In patients undergoing controlled ovarian stimulation, the median duration of Orgalutran treatment was 5 days. During Orgalutran treatment the average incidence of LH rises (>10 IU/l) with concomitant progesterone rise (>1 ng/ml) was 1.2% compared to 0.8% during GnRH agonist treatment. Early LH rises, prior to the start of Orgalutran at day 6 of stimulation, did occur especially in high responders, but did not affect the clinical outcome. In these patients LH production was rapidly suppressed after the first Orgalutran administration.

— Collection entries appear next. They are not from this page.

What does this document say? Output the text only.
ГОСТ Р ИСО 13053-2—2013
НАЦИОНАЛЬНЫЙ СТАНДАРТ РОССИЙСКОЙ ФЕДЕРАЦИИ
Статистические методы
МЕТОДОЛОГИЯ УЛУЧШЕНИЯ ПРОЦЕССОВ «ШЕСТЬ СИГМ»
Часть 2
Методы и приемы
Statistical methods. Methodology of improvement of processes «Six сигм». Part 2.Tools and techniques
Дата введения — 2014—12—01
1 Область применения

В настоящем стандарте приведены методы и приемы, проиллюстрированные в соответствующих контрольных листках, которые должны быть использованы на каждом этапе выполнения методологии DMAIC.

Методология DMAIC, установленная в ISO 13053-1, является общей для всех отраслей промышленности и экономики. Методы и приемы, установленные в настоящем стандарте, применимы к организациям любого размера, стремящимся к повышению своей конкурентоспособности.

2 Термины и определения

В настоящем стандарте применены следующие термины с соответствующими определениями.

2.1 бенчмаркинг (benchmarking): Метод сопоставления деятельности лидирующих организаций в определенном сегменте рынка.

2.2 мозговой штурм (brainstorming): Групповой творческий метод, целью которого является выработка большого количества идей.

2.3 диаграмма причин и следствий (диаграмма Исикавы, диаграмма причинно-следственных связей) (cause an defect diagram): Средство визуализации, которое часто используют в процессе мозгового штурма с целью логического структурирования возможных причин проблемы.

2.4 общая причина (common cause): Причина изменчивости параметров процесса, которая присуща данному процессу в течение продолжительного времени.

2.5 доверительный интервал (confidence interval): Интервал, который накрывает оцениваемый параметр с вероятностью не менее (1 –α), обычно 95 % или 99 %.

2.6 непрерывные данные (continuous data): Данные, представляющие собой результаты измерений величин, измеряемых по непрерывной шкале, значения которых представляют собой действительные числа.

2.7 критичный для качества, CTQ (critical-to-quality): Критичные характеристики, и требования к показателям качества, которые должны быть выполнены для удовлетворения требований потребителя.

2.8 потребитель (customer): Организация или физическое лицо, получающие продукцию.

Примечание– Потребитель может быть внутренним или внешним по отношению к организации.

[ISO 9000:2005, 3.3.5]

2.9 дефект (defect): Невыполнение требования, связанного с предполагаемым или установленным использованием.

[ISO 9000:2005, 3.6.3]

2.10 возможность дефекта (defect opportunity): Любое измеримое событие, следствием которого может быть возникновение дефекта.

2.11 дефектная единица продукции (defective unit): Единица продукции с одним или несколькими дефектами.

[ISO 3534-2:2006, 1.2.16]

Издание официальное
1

In controlled studies of Orgalutran, using a long protocol of GnRH agonist as a reference, treatment with the Orgalutran regimen resulted in a faster follicular growth during the first days of stimulation but the final cohort of growing follicles was slightly smaller and produced on average less estradiol. This different pattern of follicular growth requires that FSH dose adjustments are based on the number and size of growing follicles, rather than on the amount of circulating estradiol.
Pharmacokinetics: After a single subcutaneous administration of 0.25 mg, serum levels of ganirelix rise rapidly and reach peak levels (Cmax) of approximately 15 ng/ml within 1 to 2 hours (tmax). The elimination half-life (t½) is approximately 13 hours and clearance is approximately 2.4 l/h. Excretion occurs via feces (approximately 75%) and urine (approximately 22%). The bioavailability of Orgalutran following subcutaneous administration is approximately 91%.
Pharmacokinetic parameters after multiple subcutaneous dosing of Orgalutran (once daily injection) were similar to those after a single subcutaneous dose. After repeated dosing 0.25 mg/day steady state levels of approximately 0.6 ng/ml were reached within 2 to 3 days.
Pharmacokinetic analysis indicates an inverse relationship between body weight and serum concentrations of Orgalutran.
Metabolite profile: The major circulating component in plasma is ganirelix. Ganirelix is also the main compound found in urine. Feces only contain metabolites. The metabolites are small peptide fragments formed by enzymatic hydrolysis of ganirelix at restricted sites. The metabolite profile of Orgalutran in humans was similar to that found in animals.
Toxicology: Preclinical safety data: Preclinical data reveal no special hazard for humans based on safety pharmacology, repeated dose toxicity and genotoxicity.
Reproduction studies carried out with ganirelix at doses of 0.1 to 10 μg/kg/day subcutaneously in the rat and 0.1 to 50 μg/kg/day subcutaneously in the rabbit showed increased litter resorption in the highest dose groups. No teratogenic effects were observed.